Scaling Operations¶
This guide explains how to operate scaling in production, including manual replica control, KEDA-based autoscaling, and scale-to-zero behavior.
Prerequisites¶
- Existing Container App in a managed environment
- Baseline performance targets (latency, throughput, queue delay)
export RG="rg-aca-prod"
export APP_NAME="app-python-api-prod"
export ENVIRONMENT_NAME="aca-env-prod"
Manual Scaling for Controlled Events¶
Use manual scaling for maintenance windows or expected short-term load.
az containerapp update \
--name "$APP_NAME" \
--resource-group "$RG" \
--min-replicas 3 \
--max-replicas 10
Check current replica settings:
az containerapp show \
--name "$APP_NAME" \
--resource-group "$RG" \
--query "properties.template.scale" \
--output json
KEDA Rule Operations¶
Scale based on HTTP concurrency:
az containerapp update \
--name "$APP_NAME" \
--resource-group "$RG" \
--scale-rule-name "http-concurrency" \
--scale-rule-type "http" \
--scale-rule-metadata "concurrentRequests=100" \
--min-replicas 1 \
--max-replicas 20
Example queue scaler operation (Azure Service Bus):
az containerapp update \
--name "$APP_NAME" \
--resource-group "$RG" \
--scale-rule-name "sb-queue" \
--scale-rule-type "azure-servicebus" \
--scale-rule-metadata "queueName=orders" "messageCount=50" "namespace=<servicebus-namespace>.servicebus.windows.net"
Use Azure Monitor metrics to tune thresholds:
az monitor metrics list \
--resource "/subscriptions/<subscription-id>/resourceGroups/$RG/providers/Microsoft.App/containerApps/$APP_NAME" \
--metric "Requests" \
--interval "PT1M" \
--output table
Scale-to-Zero Operations¶
Enable scale-to-zero for event-driven or intermittent workloads:
az containerapp update \
--name "$APP_NAME" \
--resource-group "$RG" \
--min-replicas 0 \
--max-replicas 10
Use this mode only when cold start impact is acceptable.
Verification Steps¶
az containerapp show \
--name "$APP_NAME" \
--resource-group "$RG" \
--query "{minReplicas:properties.template.scale.minReplicas,maxReplicas:properties.template.scale.maxReplicas,rules:properties.template.scale.rules}" \
--output json
Example output (PII masked):
{
"minReplicas": 0,
"maxReplicas": 20,
"rules": [
{
"name": "http-concurrency",
"custom": {
"type": "http",
"metadata": {
"concurrentRequests": "100"
}
}
}
]
}
Scaling Decision Framework¶
flowchart LR
A[Traffic or Queue Increase] --> B{Workload Type}
B -->|HTTP interactive| C[HTTP concurrency rule]
B -->|Queue driven| D[Event scaler rule]
B -->|Scheduled batch| E[Container Apps Job]
C --> F[Set min/max replicas]
D --> F
E --> G[Set parallelism and retry] | Symptom | Primary Knob | First Adjustment | Validation Signal |
|---|---|---|---|
| p95 latency rises while CPU moderate | HTTP concurrency threshold | Lower concurrentRequests target | Latency drops without excessive replicas |
| Queue delay grows steadily | Queue message threshold | Decrease messageCount trigger | Queue depth recovers within SLO |
| Cost spike overnight | Min replicas and max guardrail | Reduce min-replicas and cap max-replicas | Cost trend normalizes with acceptable latency |
| Frequent cold starts | Minimum replicas | Raise min-replicas from 0 to 1-2 | Startup-related errors decrease |
Tune one variable at a time
Change only one scaler parameter per evaluation cycle so you can attribute impact correctly.
Scaling cannot fix application bottlenecks alone
If database limits or downstream API quotas are saturated, adding replicas may increase failure rate.

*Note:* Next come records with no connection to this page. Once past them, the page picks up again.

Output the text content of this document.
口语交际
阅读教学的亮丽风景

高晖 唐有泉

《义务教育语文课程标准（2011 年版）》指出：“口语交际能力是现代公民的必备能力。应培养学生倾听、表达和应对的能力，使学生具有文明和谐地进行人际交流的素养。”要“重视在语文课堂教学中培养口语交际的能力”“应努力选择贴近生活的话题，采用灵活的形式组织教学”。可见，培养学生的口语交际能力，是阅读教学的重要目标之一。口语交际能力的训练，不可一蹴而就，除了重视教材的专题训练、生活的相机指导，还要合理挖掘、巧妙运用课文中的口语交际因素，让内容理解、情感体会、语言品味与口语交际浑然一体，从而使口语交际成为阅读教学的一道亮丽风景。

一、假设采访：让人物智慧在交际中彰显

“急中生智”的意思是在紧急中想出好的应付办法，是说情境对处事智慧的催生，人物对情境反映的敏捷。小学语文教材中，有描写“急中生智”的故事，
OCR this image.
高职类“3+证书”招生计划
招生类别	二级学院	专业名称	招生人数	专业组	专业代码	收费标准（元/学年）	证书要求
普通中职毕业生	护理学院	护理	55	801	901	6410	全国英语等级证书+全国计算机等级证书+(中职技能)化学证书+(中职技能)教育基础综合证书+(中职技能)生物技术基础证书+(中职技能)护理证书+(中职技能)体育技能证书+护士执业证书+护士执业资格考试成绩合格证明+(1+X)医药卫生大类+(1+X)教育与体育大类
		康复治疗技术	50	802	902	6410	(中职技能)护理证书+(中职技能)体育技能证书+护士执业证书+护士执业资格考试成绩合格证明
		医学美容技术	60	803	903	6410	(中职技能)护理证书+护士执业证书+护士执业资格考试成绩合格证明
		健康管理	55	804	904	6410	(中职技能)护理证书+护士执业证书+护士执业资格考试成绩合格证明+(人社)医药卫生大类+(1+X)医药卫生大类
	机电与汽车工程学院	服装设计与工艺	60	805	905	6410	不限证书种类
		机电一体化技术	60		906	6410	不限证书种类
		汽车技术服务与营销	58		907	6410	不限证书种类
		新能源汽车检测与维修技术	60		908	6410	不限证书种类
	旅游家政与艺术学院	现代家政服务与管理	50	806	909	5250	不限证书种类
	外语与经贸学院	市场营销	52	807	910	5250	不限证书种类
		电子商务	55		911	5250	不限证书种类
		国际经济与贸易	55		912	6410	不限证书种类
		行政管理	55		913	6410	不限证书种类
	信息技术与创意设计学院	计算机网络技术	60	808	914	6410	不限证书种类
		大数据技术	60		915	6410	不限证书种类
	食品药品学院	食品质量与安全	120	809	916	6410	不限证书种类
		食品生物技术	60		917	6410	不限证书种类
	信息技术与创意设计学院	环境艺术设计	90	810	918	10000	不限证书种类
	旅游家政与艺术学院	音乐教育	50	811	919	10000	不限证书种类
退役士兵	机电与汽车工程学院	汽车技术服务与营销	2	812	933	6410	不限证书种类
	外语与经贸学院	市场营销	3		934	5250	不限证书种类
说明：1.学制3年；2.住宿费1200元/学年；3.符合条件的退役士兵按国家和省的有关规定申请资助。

Validate dependency capacity before aggressive scale-out.
Troubleshooting¶
Autoscaling does not trigger¶
- Confirm scaler metadata values and key names.
- Check if incoming load actually reaches configured thresholds.
- Validate identity/secret references for external event sources.
az containerapp logs show \
--name "$APP_NAME" \
--resource-group "$RG" \
--type system \
--follow false
Advanced Topics¶
- Combine multiple KEDA rules and set max replica guardrails.
- Separate interactive and batch workloads into different apps.
- Define pre-warming strategies for predictable peak windows.